A 27-year-old male with a surgically treated olecranon fracture completed a 12-week postoperative physical therapy programme. The assessment was performed at the start of rehabilitation, 4 and 12 weeks. The patient had elbow pain, decreased active range of motion (AROM), reduced handgrip strength, and limited physical function. The patient was treated with low-intensity resistance exercises with BFRT. The BFRT was applied with three exercises per stage, at 50% of the limb occlusion pressure and 75 repetitions per exercise. At discharge from physical therapy, improvements were observed in pain intensity (5.9-1.4 cm), AROM of elbow flexion (88°-137°) and extension (-22°--2°), AROM of forearm pronation (18°-68°) and supination (34°-78°), handgrip strength (8 kg-47 kg), physical function (22.9%-89.6%), and disability (72.7%-13.6%). These changes reached the minimal clinically important difference at the time of discharge for all measures, except for extension, pronation, and supination AROM.
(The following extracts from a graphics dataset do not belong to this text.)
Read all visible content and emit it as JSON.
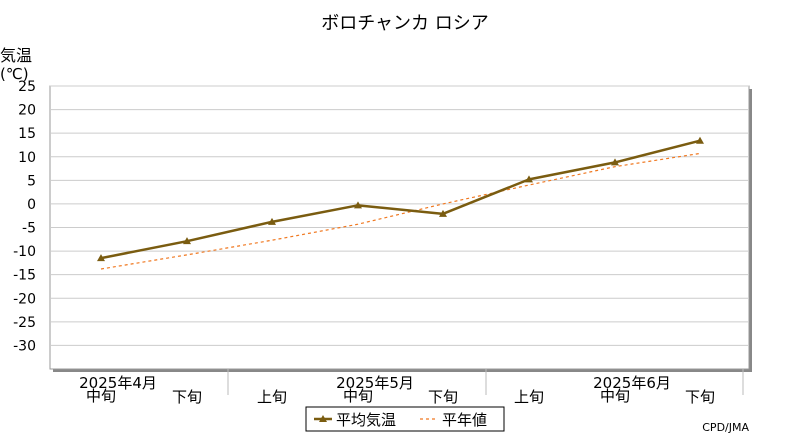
{
  "chart_data": {
    "type": "line",
    "title": "ボロチャンカ ロシア",
    "ylabel_line1": "気温",
    "ylabel_line2": "(℃)",
    "ylim": [
      -35,
      25
    ],
    "yticks": [
      25,
      20,
      15,
      10,
      5,
      0,
      -5,
      -10,
      -15,
      -20,
      -25,
      -30
    ],
    "x_periods": [
      "中旬",
      "下旬",
      "上旬",
      "中旬",
      "下旬",
      "上旬",
      "中旬",
      "下旬"
    ],
    "x_month_labels": [
      {
        "label": "2025年4月",
        "at_index": 0
      },
      {
        "label": "2025年5月",
        "at_index": 3
      },
      {
        "label": "2025年6月",
        "at_index": 6
      }
    ],
    "series": [
      {
        "name": "平均気温",
        "color": "#7a5c10",
        "marker": "triangle",
        "values": [
          -11.5,
          -7.9,
          -3.8,
          -0.3,
          -2.1,
          5.2,
          8.8,
          13.4
        ]
      },
      {
        "name": "平年値",
        "color": "#f07820",
        "style": "dashed",
        "values": [
          -13.8,
          -10.8,
          -7.7,
          -4.3,
          0.0,
          4.0,
          7.9,
          10.7
        ]
      }
    ],
    "grid": true,
    "legend_position": "bottom-center",
    "credit": "CPD/JMA"
  }
}
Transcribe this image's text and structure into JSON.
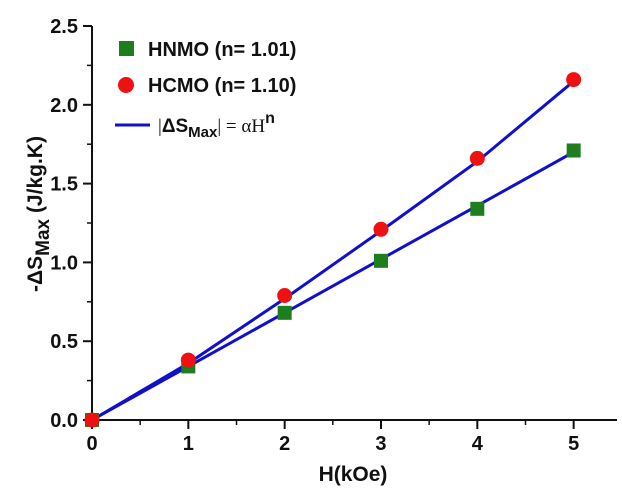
{
  "chart_data": {
    "type": "scatter",
    "xlabel": "H(kOe)",
    "ylabel": "-ΔS",
    "ylabel_sub": "Max",
    "ylabel_unit": " (J/kg.K)",
    "xlim": [
      0,
      5.45
    ],
    "ylim": [
      0,
      2.5
    ],
    "xticks": [
      "0",
      "1",
      "2",
      "3",
      "4",
      "5"
    ],
    "yticks": [
      "0.0",
      "0.5",
      "1.0",
      "1.5",
      "2.0",
      "2.5"
    ],
    "grid": false,
    "legend_position": "top-left",
    "series": [
      {
        "name": "HNMO (n= 1.01)",
        "marker": "square",
        "color": "#1e7d1e",
        "x": [
          0,
          1,
          2,
          3,
          4,
          5
        ],
        "y": [
          0.0,
          0.34,
          0.68,
          1.01,
          1.34,
          1.71
        ]
      },
      {
        "name": "HCMO (n= 1.10)",
        "marker": "circle",
        "color": "#ee1111",
        "x": [
          0,
          1,
          2,
          3,
          4,
          5
        ],
        "y": [
          0.0,
          0.38,
          0.79,
          1.21,
          1.66,
          2.16
        ]
      }
    ],
    "fits": [
      {
        "color": "#1010cc",
        "x": [
          0,
          1,
          2,
          3,
          4,
          5
        ],
        "y": [
          0.0,
          0.34,
          0.68,
          1.02,
          1.36,
          1.7
        ]
      },
      {
        "color": "#1010cc",
        "x": [
          0,
          1,
          2,
          3,
          4,
          5
        ],
        "y": [
          0.0,
          0.36,
          0.77,
          1.2,
          1.64,
          2.15
        ]
      }
    ],
    "fit_legend": {
      "bar1": "|",
      "delta_s": "ΔS",
      "sub": "Max",
      "bar2": "|",
      "rhs": " = αH",
      "exp": "n"
    }
  }
}
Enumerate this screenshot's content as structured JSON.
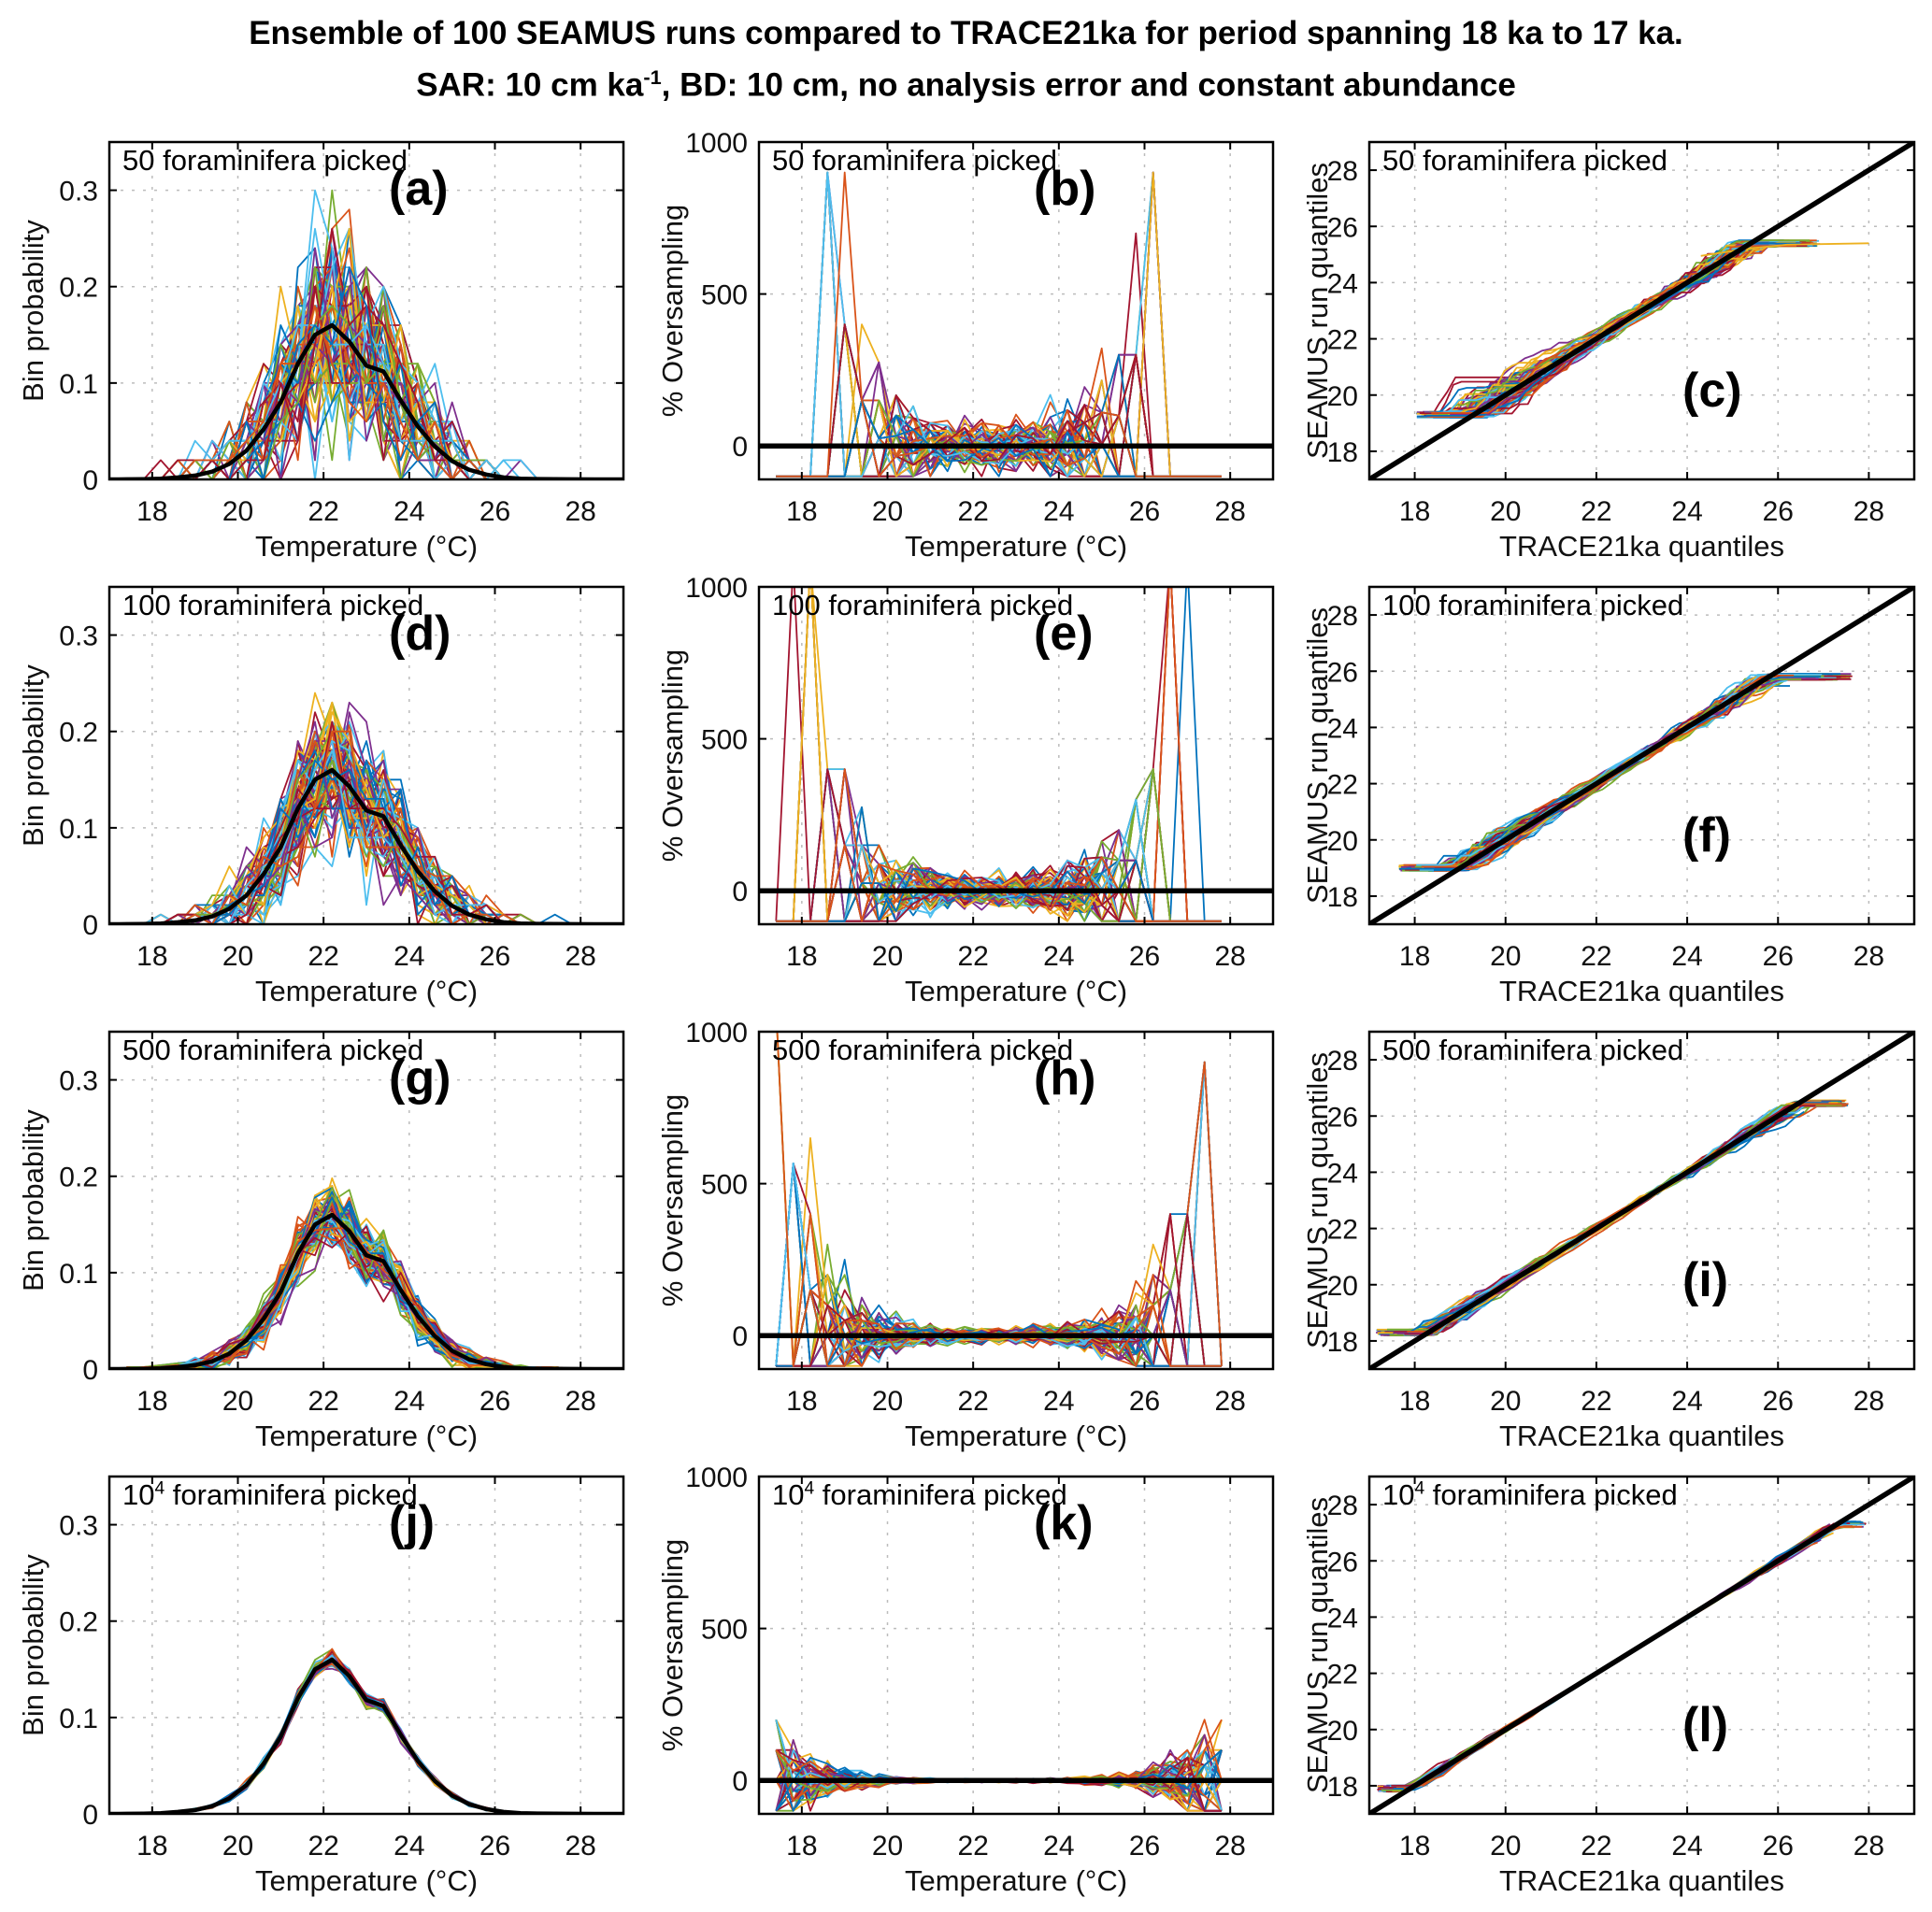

The addition of BFRT to exercise was effective in improving pain, elbow, and wrist AROM, handgrip strength, function, and disability in a patient with surgically treated olecranon fracture. Despite the inherent limitations of our design, we believe these preliminary findings are compelling to warrant future investigations.
文献中尚未描述在接受手术治疗的鹰嘴骨折患者的运动中添加血流限制疗法(BFRT)的情况。
描述BFRT运动对一名鹰嘴骨折患者术后康复的效果和安全性。
一名接受手术治疗的鹰嘴骨折的27岁男性完成了为期12周的术后物理治疗计划。在康复开始时、第4周和第12周进行评估。该患者有肘部疼痛、主动活动范围(AROM)减小、握力降低和身体功能受限。患者接受了低强度阻力运动加BFRT治疗。BFRT每个阶段进行三项运动,施加肢体闭塞压力的50%,每项运动重复75次。在物理治疗出院时,观察到疼痛强度(5.9 - 1.4厘米)、肘部屈曲AROM(88° - 137°)和伸展(-22° - -2°)、前臂旋前AROM(18° - 68°)和旋后(34° - 78°)、握力(8千克 - 47千克)、身体功能(22.9% - 89.6%)和残疾程度(72.7% - 13.6%)均有改善。除了伸展、旋前和旋后AROM外,所有测量指标在出院时均达到了最小临床重要差异。
在运动中添加BFRT对改善接受手术治疗的鹰嘴骨折患者的疼痛、肘部和腕部AROM、握力、功能和残疾程度有效。尽管我们的设计存在固有局限性,但我们认为这些初步发现令人信服,值得未来进行研究。